After several days of reflection and discussion of his inflammatory remarks with colleagues and my superintendent who merely dismissed his remarks as “just something someone else said” (No doubt she has grown a thicker layer of skin over these past months listening to the criticism, some just and some not, over the state of Fayette County schools), I cannot remain silent in the face of such an abhorrent outburst.

I regret having to repeat such vitriol with the fear that doing so only lends his inappropriate words any credence at all: “They (meaning the state board of education members) still control our students’ fate,” said Ivey. “If they tinker with our CEFP (comprehensive plan) again and if a bond fails because of it, there should be a call for blood in every community across the county.” A call to blood? “You cannot be serious!” John McEnroe would ask incredulously.

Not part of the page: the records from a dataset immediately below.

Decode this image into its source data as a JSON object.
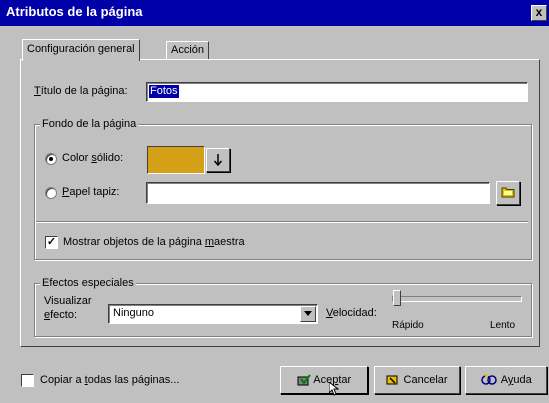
{
  "window": {
    "title": "Atributos de la página",
    "close_glyph": "x"
  },
  "tabs": [
    {
      "label": "Configuración general"
    },
    {
      "label": "Acción"
    }
  ],
  "page_title": {
    "label_first": "T",
    "label_rest": "ítulo de la página:",
    "value": "Fotos"
  },
  "background_group": {
    "legend": "Fondo de la página",
    "solid_color": {
      "label_a": "Color ",
      "label_b": "s",
      "label_c": "ólido:",
      "swatch_color": "#d4a017",
      "selected": true
    },
    "wallpaper": {
      "label_first": "P",
      "label_rest": "apel tapiz:",
      "value": "",
      "selected": false
    },
    "show_master": {
      "label_a": "Mostrar objetos de la página ",
      "label_b": "m",
      "label_c": "aestra",
      "checked": true
    }
  },
  "effects_group": {
    "legend": "Efectos especiales",
    "visualize_line1": "Visualizar",
    "visualize_line2_first": "e",
    "visualize_line2_rest": "fecto:",
    "effect_value": "Ninguno",
    "speed_label_first": "V",
    "speed_label_rest": "elocidad:",
    "speed_fast": "Rápido",
    "speed_slow": "Lento",
    "speed_level": 0
  },
  "footer": {
    "copy_all_a": "Copiar a ",
    "copy_all_b": "t",
    "copy_all_c": "odas las páginas...",
    "copy_all_checked": false,
    "accept_a": "Ace",
    "accept_b": "p",
    "accept_c": "tar",
    "cancel": "Cancelar",
    "help_a": "A",
    "help_b": "y",
    "help_c": "uda"
  },
  "colors": {
    "titlebar": "#0000a8",
    "face": "#c0c0c0",
    "selection": "#0000a8",
    "folder": "#e8c000",
    "check_green": "#008000"
  }
}
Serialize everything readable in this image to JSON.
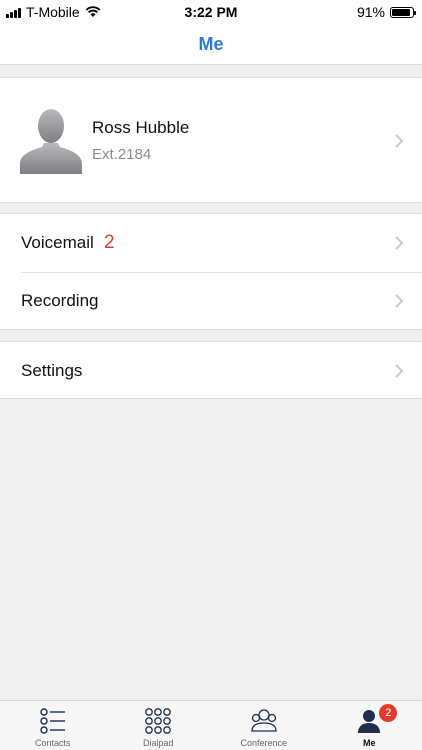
{
  "status_bar": {
    "carrier": "T-Mobile",
    "time": "3:22 PM",
    "battery_percent": "91%",
    "battery_level": 0.91
  },
  "header": {
    "title": "Me"
  },
  "profile": {
    "name": "Ross Hubble",
    "extension": "Ext.2184"
  },
  "menu": {
    "voicemail_label": "Voicemail",
    "voicemail_count": "2",
    "recording_label": "Recording",
    "settings_label": "Settings"
  },
  "tabs": [
    {
      "label": "Contacts",
      "icon": "contacts-list-icon"
    },
    {
      "label": "Dialpad",
      "icon": "dialpad-icon"
    },
    {
      "label": "Conference",
      "icon": "conference-icon"
    },
    {
      "label": "Me",
      "icon": "person-icon",
      "badge": "2",
      "active": true
    }
  ],
  "colors": {
    "accent": "#2f7bd1",
    "badge": "#e43b2c",
    "tab_icon": "#1f2d4f"
  }
}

Only weeks before, I sat before this very same board member and listened as he pontificated to a young lady who had made threats and violent acts against other students in my school about how wrong it was for her to threaten the safety of other students and that it would not be tolerated. She was expelled for the remainder of the school year. Pot calling the kettle black? What is good for the goose is apparently not good for the gander? At least not in this case. It appears that the state code of behavior to which we must hold students and teachers accountable does not apply to board of education members.

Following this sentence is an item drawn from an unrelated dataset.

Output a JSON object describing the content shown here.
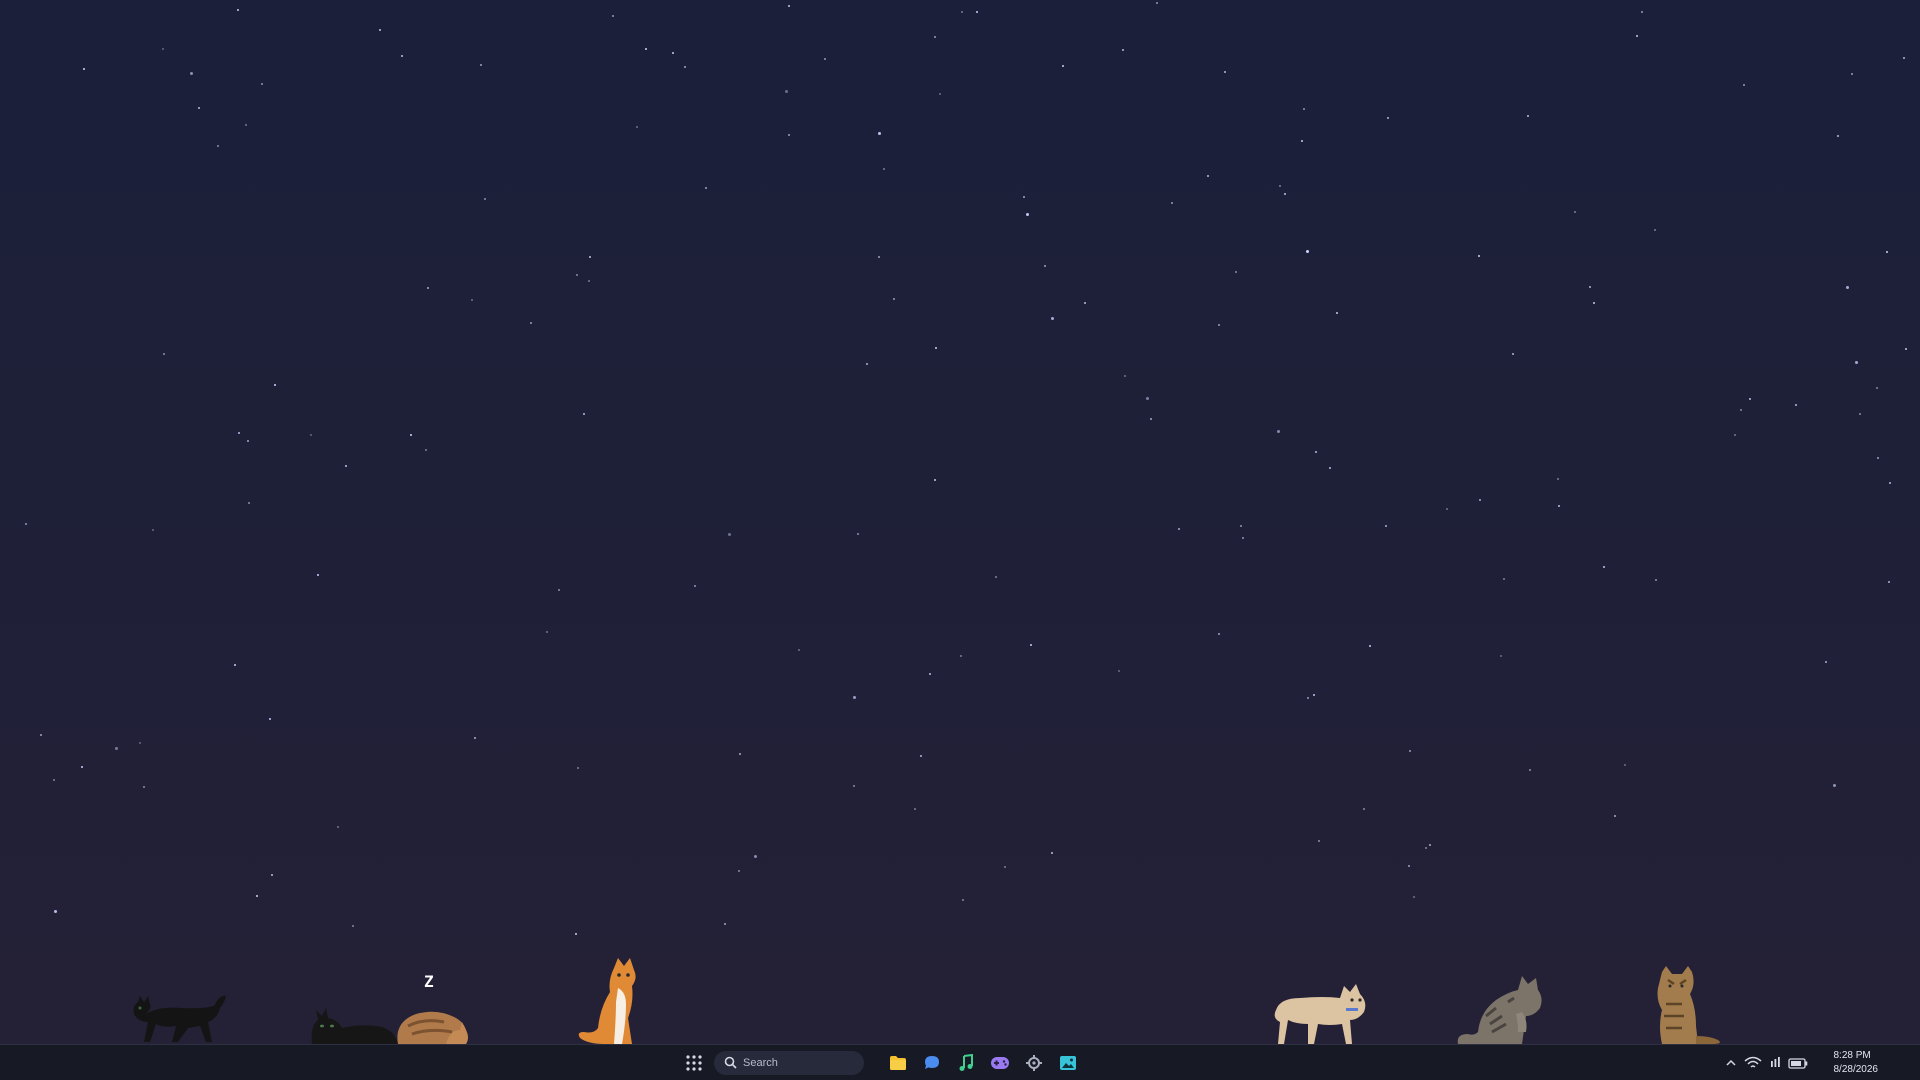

Let me get back to one of my original questions. “What was he thinking?” On the surface, it appears quite clear that Mr. Ivey advocates the spilling of blood (that of the state board members) if he does not get his way with the bond proposal that is sure to come forward soon. On closer observation, it is also clear that Mr. Ivey is a practitioner of the very vices that he pretends to detest when exhibited by Fayette County children … bullying and intimidation in order to get his way.

I might better explain Mr. Ivey’s death threats this way: He wasn’t thinking when he said those words! He was just overcome with emotion and the frustration that must come with being held accountable for managing collapsing school facilities. If those two explanations aren’t more viable, they certainly are nearly as condemning. As an elected official charged with decision-making and grave responsibilities for student safety and facility upkeep and building proposals, he is supposed to think! He is supposed to act out of fairness and to do what is just and best for all students and parents and citizens of Fayette County. Calling them to violence is none of those things. And doing so during these tough and tension-filled times reveals a flaw in his ability to lead and make sound, sane judgments concerning the future of Fayette students and communities that should be questioned by every citizen in every community in Fayette County.

Finally, Mr. Ivey is a spokesman for all educators in Fayette County. He should be a role model for those whom he leads and those whom he represents, but especially to those he is called to serve, the students. His actions speak very loudly that he is failing miserably on this count.

If Mr. Ivey cannot see his own missteps and the need for his own resignation, then those with the power (state BOE and fellow county BOE members) to censure and remove him from his position on the board should do it for him.

 Ed McCall is principal at Meadow Bridge High School.